As well, you will never have to worry about running out of ammo or health because the maps are littered with powerups ? and if you use the Crucifier or the Purger crossbow and remember to pick up your expended ammo, you'll never need to look for powerups in the first place. To replenish your health, you drink from your blessed water flask that can be continuously refilled at any sink or water cooler. If you lose health, just run back to the nearest source of water, refill and you're back to 100%. In Hell things are a bit more difficult since there are no sinks or coolers, but water bottles are scattered throughout the levels in strategic locations ? so unless you've really screwed up, you should be able to finish each level with plenty of health left over.
The demons are appropriately scary looking but with a few exceptions, they all tend to look alike since they are derived from the same basic rotting corpse design. As a result, it feels like you're fighting the same demon all the time; in fact you do
fight one particular demon boss about half a dozen times, which gets really annoying. He's relatively easy to kill, but Constantine's sluggish speed usually means you will be unable to avoid his attacks and will have to retry several times. Even the main bosses at the end of the game are way too easy to kill.

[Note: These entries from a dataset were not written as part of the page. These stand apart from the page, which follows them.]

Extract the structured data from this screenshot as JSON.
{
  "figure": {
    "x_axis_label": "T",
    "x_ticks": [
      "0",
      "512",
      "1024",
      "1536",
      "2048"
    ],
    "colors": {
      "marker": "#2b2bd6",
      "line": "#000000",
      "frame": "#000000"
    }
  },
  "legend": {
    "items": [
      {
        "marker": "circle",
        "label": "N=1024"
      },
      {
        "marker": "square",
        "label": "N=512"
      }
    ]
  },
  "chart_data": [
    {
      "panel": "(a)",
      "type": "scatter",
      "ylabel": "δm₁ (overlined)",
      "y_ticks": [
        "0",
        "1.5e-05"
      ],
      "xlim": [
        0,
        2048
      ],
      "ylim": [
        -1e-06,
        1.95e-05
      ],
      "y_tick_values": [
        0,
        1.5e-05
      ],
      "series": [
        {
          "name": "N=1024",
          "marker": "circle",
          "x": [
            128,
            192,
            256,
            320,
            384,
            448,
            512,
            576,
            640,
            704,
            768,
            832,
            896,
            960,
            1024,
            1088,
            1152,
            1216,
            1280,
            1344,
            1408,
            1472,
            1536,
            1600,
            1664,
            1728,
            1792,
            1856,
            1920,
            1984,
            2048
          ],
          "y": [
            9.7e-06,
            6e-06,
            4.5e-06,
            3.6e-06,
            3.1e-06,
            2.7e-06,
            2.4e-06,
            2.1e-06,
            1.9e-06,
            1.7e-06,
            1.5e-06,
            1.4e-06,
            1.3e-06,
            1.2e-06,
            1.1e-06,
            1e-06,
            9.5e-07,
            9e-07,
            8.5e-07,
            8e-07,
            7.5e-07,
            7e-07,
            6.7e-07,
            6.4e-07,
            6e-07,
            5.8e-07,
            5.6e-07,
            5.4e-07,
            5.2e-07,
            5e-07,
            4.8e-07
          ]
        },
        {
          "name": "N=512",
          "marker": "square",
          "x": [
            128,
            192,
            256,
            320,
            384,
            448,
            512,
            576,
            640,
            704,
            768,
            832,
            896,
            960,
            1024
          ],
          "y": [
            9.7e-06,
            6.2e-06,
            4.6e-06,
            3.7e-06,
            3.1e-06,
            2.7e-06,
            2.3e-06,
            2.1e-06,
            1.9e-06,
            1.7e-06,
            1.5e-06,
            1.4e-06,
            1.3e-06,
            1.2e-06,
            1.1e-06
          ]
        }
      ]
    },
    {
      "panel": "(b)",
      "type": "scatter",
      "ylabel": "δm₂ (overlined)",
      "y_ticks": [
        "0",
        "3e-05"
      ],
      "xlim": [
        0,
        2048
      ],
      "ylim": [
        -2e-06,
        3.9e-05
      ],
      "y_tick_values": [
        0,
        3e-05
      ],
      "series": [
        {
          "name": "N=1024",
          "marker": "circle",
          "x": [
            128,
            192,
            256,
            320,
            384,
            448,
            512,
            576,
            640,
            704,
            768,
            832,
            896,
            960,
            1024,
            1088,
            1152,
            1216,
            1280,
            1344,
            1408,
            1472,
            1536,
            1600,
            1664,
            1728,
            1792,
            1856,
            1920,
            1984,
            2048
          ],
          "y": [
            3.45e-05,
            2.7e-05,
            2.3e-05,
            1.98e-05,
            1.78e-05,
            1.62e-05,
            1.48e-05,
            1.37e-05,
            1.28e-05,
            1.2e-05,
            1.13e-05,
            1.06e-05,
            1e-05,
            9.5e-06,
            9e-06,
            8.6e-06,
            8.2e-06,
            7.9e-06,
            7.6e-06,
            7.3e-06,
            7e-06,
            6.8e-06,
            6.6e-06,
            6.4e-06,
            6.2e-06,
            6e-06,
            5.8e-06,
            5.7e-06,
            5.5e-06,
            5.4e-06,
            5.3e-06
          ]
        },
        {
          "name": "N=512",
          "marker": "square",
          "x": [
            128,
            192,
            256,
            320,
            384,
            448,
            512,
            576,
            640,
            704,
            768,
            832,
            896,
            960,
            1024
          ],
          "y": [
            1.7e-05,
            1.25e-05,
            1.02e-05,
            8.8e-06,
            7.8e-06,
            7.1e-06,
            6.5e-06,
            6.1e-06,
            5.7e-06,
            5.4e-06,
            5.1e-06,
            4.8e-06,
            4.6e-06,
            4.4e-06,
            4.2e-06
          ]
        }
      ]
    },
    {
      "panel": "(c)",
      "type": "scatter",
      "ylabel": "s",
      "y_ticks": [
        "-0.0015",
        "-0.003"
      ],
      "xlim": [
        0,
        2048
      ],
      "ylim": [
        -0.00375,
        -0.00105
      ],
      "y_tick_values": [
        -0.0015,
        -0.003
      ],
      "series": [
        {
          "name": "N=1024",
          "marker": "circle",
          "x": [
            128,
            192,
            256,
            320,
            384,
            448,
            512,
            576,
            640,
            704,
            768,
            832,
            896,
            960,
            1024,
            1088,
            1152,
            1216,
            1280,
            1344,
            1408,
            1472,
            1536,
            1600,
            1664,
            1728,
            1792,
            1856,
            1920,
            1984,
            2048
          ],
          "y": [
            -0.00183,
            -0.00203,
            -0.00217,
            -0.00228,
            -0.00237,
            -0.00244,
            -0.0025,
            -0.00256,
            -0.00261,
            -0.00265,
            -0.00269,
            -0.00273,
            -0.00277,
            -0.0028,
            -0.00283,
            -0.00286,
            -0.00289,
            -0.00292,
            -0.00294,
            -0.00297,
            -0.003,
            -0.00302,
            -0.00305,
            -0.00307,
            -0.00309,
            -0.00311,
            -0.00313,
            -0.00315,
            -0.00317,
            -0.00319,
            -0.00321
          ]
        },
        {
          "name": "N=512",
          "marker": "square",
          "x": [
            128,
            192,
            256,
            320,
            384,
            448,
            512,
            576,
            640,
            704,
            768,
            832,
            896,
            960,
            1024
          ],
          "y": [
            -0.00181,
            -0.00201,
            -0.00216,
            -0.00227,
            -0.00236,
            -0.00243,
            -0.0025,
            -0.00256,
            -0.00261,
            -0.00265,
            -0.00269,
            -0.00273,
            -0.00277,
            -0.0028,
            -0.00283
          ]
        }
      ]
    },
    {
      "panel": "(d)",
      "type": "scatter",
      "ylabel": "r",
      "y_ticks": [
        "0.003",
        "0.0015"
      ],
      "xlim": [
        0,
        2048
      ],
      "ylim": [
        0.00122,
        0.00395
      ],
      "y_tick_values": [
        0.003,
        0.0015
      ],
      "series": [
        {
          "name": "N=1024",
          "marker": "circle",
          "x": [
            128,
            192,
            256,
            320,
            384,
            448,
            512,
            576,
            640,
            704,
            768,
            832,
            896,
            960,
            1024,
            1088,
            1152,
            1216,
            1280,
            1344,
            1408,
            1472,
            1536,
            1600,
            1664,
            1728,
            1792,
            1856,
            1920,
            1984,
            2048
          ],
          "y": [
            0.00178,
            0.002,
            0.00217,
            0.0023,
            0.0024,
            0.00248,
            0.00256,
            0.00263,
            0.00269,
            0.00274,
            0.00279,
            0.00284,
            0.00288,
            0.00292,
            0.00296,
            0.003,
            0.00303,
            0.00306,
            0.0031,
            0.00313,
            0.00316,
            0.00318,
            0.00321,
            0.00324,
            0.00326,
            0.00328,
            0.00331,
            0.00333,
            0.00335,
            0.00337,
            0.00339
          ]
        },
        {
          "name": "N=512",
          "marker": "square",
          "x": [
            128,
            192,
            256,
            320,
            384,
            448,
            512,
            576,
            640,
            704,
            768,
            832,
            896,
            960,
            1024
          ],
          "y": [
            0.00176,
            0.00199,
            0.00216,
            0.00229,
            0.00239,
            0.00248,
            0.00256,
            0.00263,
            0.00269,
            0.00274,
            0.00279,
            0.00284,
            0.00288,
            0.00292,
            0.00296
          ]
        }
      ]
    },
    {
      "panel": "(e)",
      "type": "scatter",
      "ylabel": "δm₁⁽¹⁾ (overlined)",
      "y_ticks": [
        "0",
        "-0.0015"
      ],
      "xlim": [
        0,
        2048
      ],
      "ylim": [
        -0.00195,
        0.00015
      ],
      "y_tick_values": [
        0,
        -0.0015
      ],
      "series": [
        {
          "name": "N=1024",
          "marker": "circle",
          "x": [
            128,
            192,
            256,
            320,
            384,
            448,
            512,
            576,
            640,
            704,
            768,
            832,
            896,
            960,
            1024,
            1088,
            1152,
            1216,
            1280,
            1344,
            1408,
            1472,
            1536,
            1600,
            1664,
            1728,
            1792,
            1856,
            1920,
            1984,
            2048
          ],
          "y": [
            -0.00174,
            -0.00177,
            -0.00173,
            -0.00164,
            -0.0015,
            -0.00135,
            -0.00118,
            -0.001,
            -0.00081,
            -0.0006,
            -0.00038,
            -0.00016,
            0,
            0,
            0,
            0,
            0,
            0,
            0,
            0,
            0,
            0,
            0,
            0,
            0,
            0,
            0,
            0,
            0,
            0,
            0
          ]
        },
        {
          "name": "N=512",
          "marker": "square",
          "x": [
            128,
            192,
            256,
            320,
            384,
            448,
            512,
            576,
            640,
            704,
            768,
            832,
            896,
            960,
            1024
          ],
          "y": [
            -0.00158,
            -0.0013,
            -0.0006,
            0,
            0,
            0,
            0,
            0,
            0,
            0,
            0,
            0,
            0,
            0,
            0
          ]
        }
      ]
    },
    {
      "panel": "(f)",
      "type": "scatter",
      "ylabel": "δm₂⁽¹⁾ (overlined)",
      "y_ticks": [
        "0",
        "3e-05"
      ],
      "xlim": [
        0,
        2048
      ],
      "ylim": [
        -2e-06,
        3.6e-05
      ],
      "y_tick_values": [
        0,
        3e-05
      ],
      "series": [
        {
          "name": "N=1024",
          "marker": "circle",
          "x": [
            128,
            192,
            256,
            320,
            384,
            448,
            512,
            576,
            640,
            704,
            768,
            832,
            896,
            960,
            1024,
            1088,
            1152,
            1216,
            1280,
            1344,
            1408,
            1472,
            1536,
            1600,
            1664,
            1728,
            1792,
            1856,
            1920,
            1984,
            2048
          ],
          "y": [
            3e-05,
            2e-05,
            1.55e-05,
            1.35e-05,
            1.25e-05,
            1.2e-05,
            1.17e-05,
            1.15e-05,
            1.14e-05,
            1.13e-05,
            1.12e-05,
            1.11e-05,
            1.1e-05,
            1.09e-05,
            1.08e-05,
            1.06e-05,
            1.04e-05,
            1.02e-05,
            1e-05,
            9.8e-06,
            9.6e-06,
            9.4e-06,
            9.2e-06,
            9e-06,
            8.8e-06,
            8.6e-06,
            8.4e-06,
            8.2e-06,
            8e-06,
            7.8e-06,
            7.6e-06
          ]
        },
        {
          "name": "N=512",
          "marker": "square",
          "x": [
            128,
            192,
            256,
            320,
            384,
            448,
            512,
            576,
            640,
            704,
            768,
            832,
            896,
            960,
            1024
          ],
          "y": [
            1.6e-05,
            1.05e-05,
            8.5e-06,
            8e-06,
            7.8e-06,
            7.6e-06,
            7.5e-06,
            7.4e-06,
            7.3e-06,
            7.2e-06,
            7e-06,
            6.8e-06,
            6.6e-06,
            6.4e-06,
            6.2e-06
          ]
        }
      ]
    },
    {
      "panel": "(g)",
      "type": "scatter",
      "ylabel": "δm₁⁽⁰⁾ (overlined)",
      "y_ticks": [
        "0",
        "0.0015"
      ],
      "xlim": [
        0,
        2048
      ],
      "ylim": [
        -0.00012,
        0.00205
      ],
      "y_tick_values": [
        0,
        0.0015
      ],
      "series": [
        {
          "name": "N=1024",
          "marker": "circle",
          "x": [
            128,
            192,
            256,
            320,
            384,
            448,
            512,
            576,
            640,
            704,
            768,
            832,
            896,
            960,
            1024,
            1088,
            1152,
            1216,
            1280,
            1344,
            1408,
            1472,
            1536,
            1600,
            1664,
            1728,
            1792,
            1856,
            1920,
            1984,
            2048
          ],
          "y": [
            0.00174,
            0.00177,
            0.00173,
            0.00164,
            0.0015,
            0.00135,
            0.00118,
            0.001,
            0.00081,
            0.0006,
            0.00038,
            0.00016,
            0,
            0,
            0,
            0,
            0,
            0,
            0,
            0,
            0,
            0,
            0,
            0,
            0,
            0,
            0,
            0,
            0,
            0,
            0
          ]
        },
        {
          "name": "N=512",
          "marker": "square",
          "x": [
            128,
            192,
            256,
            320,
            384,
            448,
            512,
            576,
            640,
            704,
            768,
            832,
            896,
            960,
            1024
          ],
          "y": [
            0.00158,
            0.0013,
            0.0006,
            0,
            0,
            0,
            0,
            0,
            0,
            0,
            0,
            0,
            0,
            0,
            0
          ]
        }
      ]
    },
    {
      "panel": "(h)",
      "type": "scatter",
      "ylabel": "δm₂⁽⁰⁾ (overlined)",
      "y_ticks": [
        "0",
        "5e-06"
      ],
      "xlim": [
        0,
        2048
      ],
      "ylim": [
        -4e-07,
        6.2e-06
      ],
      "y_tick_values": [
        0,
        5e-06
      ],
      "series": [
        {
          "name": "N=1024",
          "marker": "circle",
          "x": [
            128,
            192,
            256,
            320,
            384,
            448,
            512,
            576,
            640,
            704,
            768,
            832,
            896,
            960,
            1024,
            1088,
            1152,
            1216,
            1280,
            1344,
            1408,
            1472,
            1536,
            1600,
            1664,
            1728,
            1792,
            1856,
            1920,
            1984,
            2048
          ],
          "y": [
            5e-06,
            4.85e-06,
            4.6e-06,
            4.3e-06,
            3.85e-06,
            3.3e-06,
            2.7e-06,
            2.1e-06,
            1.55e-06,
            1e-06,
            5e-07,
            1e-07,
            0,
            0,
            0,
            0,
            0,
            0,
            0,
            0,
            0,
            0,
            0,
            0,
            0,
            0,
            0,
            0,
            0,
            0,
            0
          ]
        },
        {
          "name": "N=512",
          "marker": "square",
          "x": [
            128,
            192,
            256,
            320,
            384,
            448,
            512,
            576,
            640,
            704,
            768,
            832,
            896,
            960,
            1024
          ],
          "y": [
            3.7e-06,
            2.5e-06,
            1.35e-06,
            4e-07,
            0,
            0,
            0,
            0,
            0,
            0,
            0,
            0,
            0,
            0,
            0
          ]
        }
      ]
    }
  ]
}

To help add some variety and challenge to the game, the developers included puzzles you need to solve in order to advance. However, except for one particular puzzle that will really have you thinking, all of them are pretty darn easy as well. In many instances you can turn on your True Sight to find hints ? if you want to call something that basically tells you how to solve the puzzle a ?hint?. Games that are too difficult are frustrating, but games that are too easy are boring. Of course, of the two I would prefer the latter, but in either case you will not have a particularly enjoyable experience.
The developers also added bonus material that you can unlock by finding special tarot cards scattered throughout the maps. Besides the ubiquitous concept art, the bonus material includes comic book covers, video storyboards, the rendered game videos, and even a complete Hellblazer comic book. Also included are video interviews with Tilda Swinton (Gabriel), Gavin Rossdale (Balthazar) and Max Baker (Beeman), the actors who reprise their roles from the movie. The movie's star didn't participate, so instead the developers used an actor who sounds like a dead ringer for Keanu Reeves, right down to his wooden acting style. In fact, he does such a good job it sounds like Keanu doing a parody of Keanu ? yet oddly enough, he still does a better acting job than the real thing. Whoa.
On the list of Annoying Things About This Game are a few hit detection problems; most demons use melee attacks and although it may look like you're out of their reach, they will still be able to hit you. Conversely, shots that appear to hit them dead on will sometimes not register. There is also no way to skip through the spell animations (which feel like they take forever) and skipping through video cutscenes is hit and miss. The music is appropriately creepy, but gets repetitive when you hear the exact same tune throughout the entire game.